Trump Administration Withdraws Guidance on Affirmative Action In Admissions
Alison Somin
On Wednesday, July 3, the Departments of Education and Justice announced that they withdrew a group of Obama-era guidances regarding the use of race in school admissions. Although the Independence Day holiday and excitement about a Supreme Court nomination somewhat eclipsed this news, it nonetheless drew some strong reactions. Democratic Member of Congress Emanuel Cleaver tweeted that the decision to withdraw the guidance was “disgraceful,” and former Obama DOJ official Vanita Gupta said that the withdrawal “ in furtherance of [the] Trump administration’s agenda of intolerance and discrimination” was “advancing a vision of America that is particularly hostile to students of color.”
How true are these claims? First, it’s important to look at the role that guidance documents actually play in federal law enforcement. A guidance is a mere interpretation or general statement of policy concerning how an agency intends to exercise its discretionary authority in enforcing the underlying statute. It merely interprets or tells regulated persons which kinds of cases the agency is most likely to pursue. An interpretation or a general statement of policy cannot impose new duties on regulated persons. Making up new duties not contained in the statute itself is not part of an agency’s discretionary authority. In the case of race and college admissions, the law of the land is set forth in a series of Supreme Court decisions, most importantly Bakke v. Regents of the University of California, Grutter v. Bollinger, and the Fisher v. Texasduo. The issuance and withdrawal of ED and DOJ’s guidance documents does not change that fundamental legal reality.
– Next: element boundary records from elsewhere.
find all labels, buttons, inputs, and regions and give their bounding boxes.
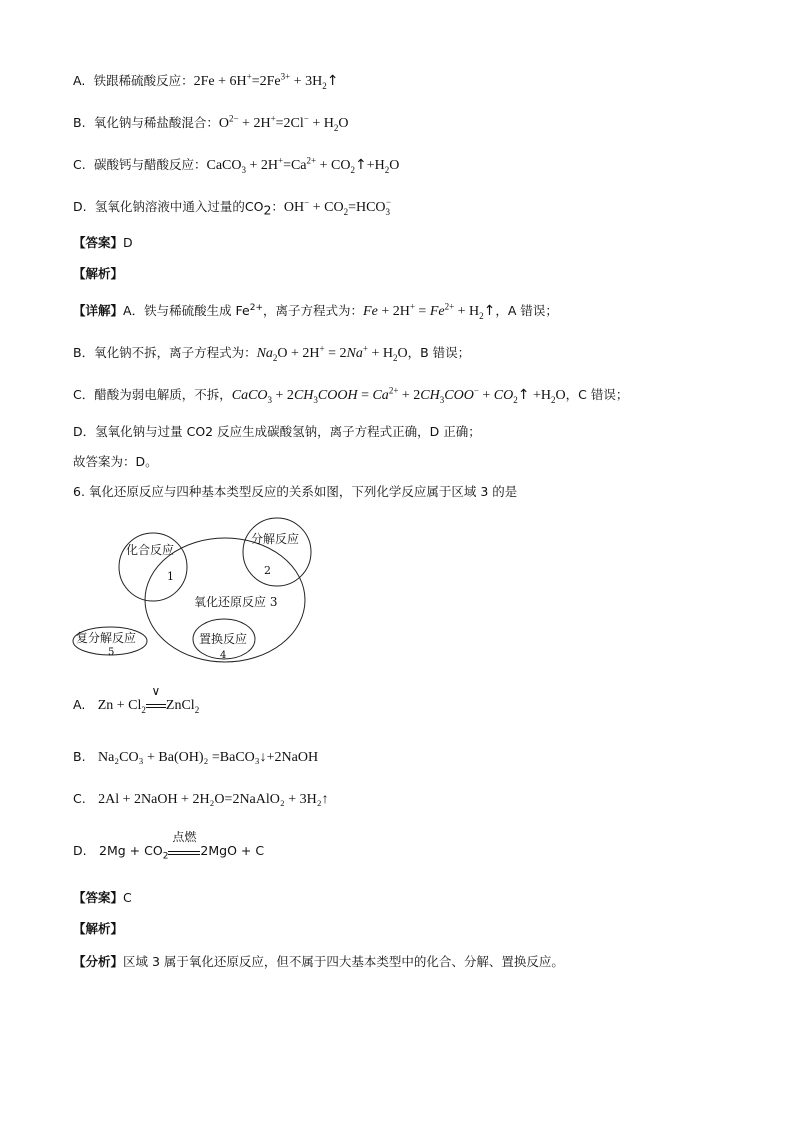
q6-option-a <box>73 684 200 715</box>
analysis-text: 区域 3 属于氧化还原反应，但不属于四大基本类型中的化合、分解、置换反应。 <box>123 954 564 969</box>
option-text: 氢氧化钠溶液中通入过量的CO <box>94 199 264 214</box>
analysis-line <box>73 265 123 283</box>
reaction-condition: 点燃 <box>172 830 197 844</box>
analysis-tag: 【解析】 <box>73 921 124 936</box>
condition-stack <box>146 684 166 715</box>
q6-answer-line <box>73 889 132 907</box>
option-d <box>73 198 391 217</box>
decomposition-circle <box>243 518 311 586</box>
option-label: B. <box>73 115 86 130</box>
condition-stack <box>168 830 200 861</box>
detail-tag: 【详解】 <box>73 303 124 318</box>
decomposition-label: 分解反应 <box>251 532 300 546</box>
stem-text: 6. 氧化还原反应与四种基本类型反应的关系如图，下列化学反应属于区域 3 的是 <box>73 484 518 499</box>
option-label: C. <box>73 791 86 806</box>
region-4-number: 4 <box>220 650 227 661</box>
detail-d <box>73 423 481 441</box>
detail-b <box>73 344 470 363</box>
equation: $2Fe + 6H^+=2Fe^{3+}$ + $3H_2↑$ <box>193 71 339 91</box>
detail-text: ，B 错误； <box>407 345 471 360</box>
region-2-number: 2 <box>264 564 271 577</box>
equation: CaCO$_3$ + $2H^+=Ca^{2+}$ + $CO_2↑+H_2O$ <box>206 155 400 175</box>
answer-line <box>73 234 133 252</box>
detail-text: ，C 错误； <box>565 387 629 402</box>
answer-value: C <box>123 890 132 905</box>
option-text: 碳酸钙与醋酸反应： <box>93 157 207 172</box>
reaction-condition: ∨ <box>151 684 161 698</box>
option-a <box>73 72 338 91</box>
detail-text: B．氧化钠不拆，离子方程式为： <box>73 345 257 360</box>
answer-tag: 【答案】 <box>73 235 124 250</box>
conclusion <box>73 453 158 471</box>
equals-bar <box>146 704 166 708</box>
eq-left: 2Mg + CO <box>99 843 163 858</box>
option-label: A. <box>73 697 86 712</box>
detail-text: A．铁与稀硫酸生成 Fe <box>123 303 250 318</box>
option-label: A. <box>73 73 86 88</box>
equation: $Na_2O + 2H^+ = 2Na^+ + H_2O$ <box>256 343 408 363</box>
option-text-sub: 2 <box>263 202 272 218</box>
detail-text: C．醋酸为弱电解质，不拆， <box>73 387 232 402</box>
analysis-head: 【分析】 <box>73 954 124 969</box>
eq-right-sub: 2 <box>194 704 200 715</box>
eq-left: Zn + Cl <box>97 698 142 713</box>
eq-left-sub: 2 <box>162 851 169 862</box>
option-c <box>73 156 399 175</box>
q6-analysis-detail <box>73 953 564 971</box>
option-label: D. <box>73 199 87 214</box>
detail-a <box>73 302 558 321</box>
venn-diagram <box>68 512 318 667</box>
question-stem <box>73 483 517 501</box>
detail-text: ，A 错误； <box>495 303 558 318</box>
option-text: 氧化钠与稀盐酸混合： <box>93 115 219 130</box>
analysis-tag: 【解析】 <box>73 266 124 281</box>
option-text: 铁跟稀硫酸反应： <box>93 73 194 88</box>
equation: $O^{2-} + 2H^+=2Cl^- + H_2O$ <box>218 113 349 133</box>
answer-tag: 【答案】 <box>73 890 124 905</box>
region-1-number: 1 <box>167 570 174 583</box>
detail-sup: 2+ <box>249 302 264 313</box>
option-text-2: ： <box>271 199 284 214</box>
option-label: D. <box>73 843 87 858</box>
eq-left-sub: 2 <box>141 704 146 715</box>
equals-bar <box>168 851 200 855</box>
detail-text: ，离子方程式为： <box>263 303 364 318</box>
equation: Na₂CO₃ + Ba(OH)₂ =BaCO₃↓+2NaOH <box>97 750 319 765</box>
q6-option-d <box>73 830 265 862</box>
region-5-number: 5 <box>108 647 115 658</box>
option-label: B. <box>73 749 86 764</box>
equation: CaCO$_3$ + $2CH_3COOH = Ca^{2+} + 2CH_3COO^-$ + $CO_2↑ +H_2O$ <box>231 385 566 405</box>
combination-label: 化合反应 <box>126 543 175 557</box>
q6-analysis-line <box>73 920 123 938</box>
eq-right: 2MgO + C <box>200 843 265 858</box>
option-b <box>73 114 348 133</box>
equation: 2Al + 2NaOH + 2H₂O=2NaAlO₂ + 3H₂↑ <box>98 792 329 807</box>
detail-c <box>73 386 628 405</box>
conclusion-text: 故答案为：D。 <box>73 454 158 469</box>
detail-text: D．氢氧化钠与过量 CO2 反应生成碳酸氢钠，离子方程式正确，D 正确； <box>73 424 481 439</box>
redox-label: 氧化还原反应 3 <box>194 595 278 609</box>
double-decomp-label: 复分解反应 <box>76 631 137 645</box>
equation <box>99 830 265 862</box>
replacement-label: 置换反应 <box>199 632 248 646</box>
equation: $Fe + 2H^+ = Fe^{2+}$ + $H_2↑$ <box>363 301 496 321</box>
equation <box>97 684 200 715</box>
answer-value: D <box>123 235 133 250</box>
q6-option-b <box>73 748 318 767</box>
q6-option-c <box>73 790 329 809</box>
eq-right: ZnCl <box>165 698 195 713</box>
option-label: C. <box>73 157 86 172</box>
equation: $OH^- + CO_2=HCO_3^-$ <box>283 197 392 217</box>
What do these cases require? Admittedly, this is not entirely an easy question; I myself have criticized Fisher II on this blog for lack of clarity. Nonetheless, all of these major cases are in accord that the Constitution and Title VI require non-discrimination in racial matters as a general rule. There are, however, exceptions to this general principle. Among them, selective colleges and universities can use race in admissions in pursuit of student body diversity. The educational benefits that flow from student body diversity is, in some measure, an academic judgment to which some, but not complete, judicial deference is owed. But no deference is owed in determining whether a university’s use of race is narrowly tailored to achieve a university’s permissible goals. In sum, while universities have some latitude to use race-preferential admissions in pursuit of student body diversity, there are also considerable constraints on universities’ use of race.
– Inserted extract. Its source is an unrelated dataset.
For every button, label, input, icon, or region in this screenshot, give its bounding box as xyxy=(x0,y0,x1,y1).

Unfortunately, much of the media coverage on these issues seems to misunderstand the basic rule of these cases. An Associated Press article about the guidances’ withdrawal, for example, bore the headline “Government allowing colleges to leave race out of decisions.” Well… yes. The Equal Protection Clause has always allowed colleges to leave race out of decisions. The only question in recent years has been under what limited circumstances colleges may consider race to achieve student body diversity.
The withdrawn guidances also seemed to have the relevant principle backwards. One of these documents opens with a multi-paragraph paean to the virtues of diverse learning environments. There is no corresponding discussion of the benefits of race-neutral approaches to admissions; indeed, the words “race-neutral” do not appear until several pages into the document, in a summary of Grutter. At a press conference that I attended regarding the issuance of those new guidances, then-Deputy Associate Attorney General Jocelyn Samuels used the phrase “We’re from the government, and we’re here to help” to describe the Civil Rights Division’s posture toward colleges and universities that wanted to use race-preferential admissions policies. The Center for Equal Opportunity’s Roger Clegg was correct to analogize the guidance to “the F.B.I. issuing a document on how you can engage in racial profiling in a way where you won’t get caught.”
It should not, then, be surprising that the Departments of Education and Justice have chosen to withdraw these documents. Doing so moves federal enforcement of civil rights law closer to the principles articulated in the relevant major Supreme Court cases. While clearly some critics of the decision wish a legal regime more permissive toward race preferences, such arguments must be pitched elsewhere.